At its start, nightclub owners Milan (Olivier Marchal) and Victor (Jacques Gamblin) botch a handover of debt on the outskirts of Juarez, Mexico, and are subsequently tortured to near death by local narcs, who want them to testify against French gangster Serki (Carlo Brandt). Cut to six years later, from the ultraviolence to ultraviolet: Serki, released from prison, visits Milan and Victor’s sun-bedding associate Wilfried (Reda Kateb), wanting to hunt the pair down and wreak nasty havoc upon them.
Catching wind of such plans, Milan and Victor reunite (the former retained and expanded the club business, the latter is happily married with two boys) and decide to retreat ahead of their nemesis into the night, staying one step ahead to defer an inevitable standoff.
Olivier Marchal’s presence before the camera here recalls his directorial hand behind 36 (2004), a policier that boasted star turns from Daniel Auteuil and Gérard Depardieu but that also compared unfavourably to Michael Mann’s similar Heat, which preceded it by some nine years. Likewise, the noirish panache here (Paris is all plush, geometric neon) resembles the style-over-substance aesthetic of latterday Nicolas Winding Refn. Marie’s direction is confident to a degree but his go to technique is to slow down his imagery and amp up the pounding electro of the nightclub milieu, something that can’t help but aestheticise the violence therein. To be sure, one of the key set-pieces here unfolds like a fetishistic music promo.

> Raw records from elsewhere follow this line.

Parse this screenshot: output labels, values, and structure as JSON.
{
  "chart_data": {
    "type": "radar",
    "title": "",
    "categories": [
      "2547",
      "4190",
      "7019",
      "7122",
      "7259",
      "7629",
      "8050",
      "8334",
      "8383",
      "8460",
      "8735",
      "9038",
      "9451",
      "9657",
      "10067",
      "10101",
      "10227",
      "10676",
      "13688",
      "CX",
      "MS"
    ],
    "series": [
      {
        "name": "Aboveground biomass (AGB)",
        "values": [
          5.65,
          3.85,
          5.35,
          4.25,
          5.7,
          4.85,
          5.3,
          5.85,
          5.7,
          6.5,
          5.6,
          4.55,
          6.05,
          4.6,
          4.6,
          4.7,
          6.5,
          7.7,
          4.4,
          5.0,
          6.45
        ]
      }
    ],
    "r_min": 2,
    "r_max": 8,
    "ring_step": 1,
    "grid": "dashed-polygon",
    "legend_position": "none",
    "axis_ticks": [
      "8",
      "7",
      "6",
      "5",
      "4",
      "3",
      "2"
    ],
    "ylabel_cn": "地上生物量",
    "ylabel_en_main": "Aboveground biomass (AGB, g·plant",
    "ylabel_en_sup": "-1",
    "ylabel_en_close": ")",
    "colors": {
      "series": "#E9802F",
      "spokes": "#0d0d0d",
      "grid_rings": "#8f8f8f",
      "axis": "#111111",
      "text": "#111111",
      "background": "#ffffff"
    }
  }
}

For all its bombast – the thwacks, the thuds, the slowed-down bang of a gunshot – one never really believes these guys are in trouble. Just as the director is too busy making the whole thing look nice, Milan is too busy making Victor cocktails and reminiscing about the good old days. As Tony Soprano remarks in a late episode of television series The Sopranos, though, remember-when is the lowest form of conversation.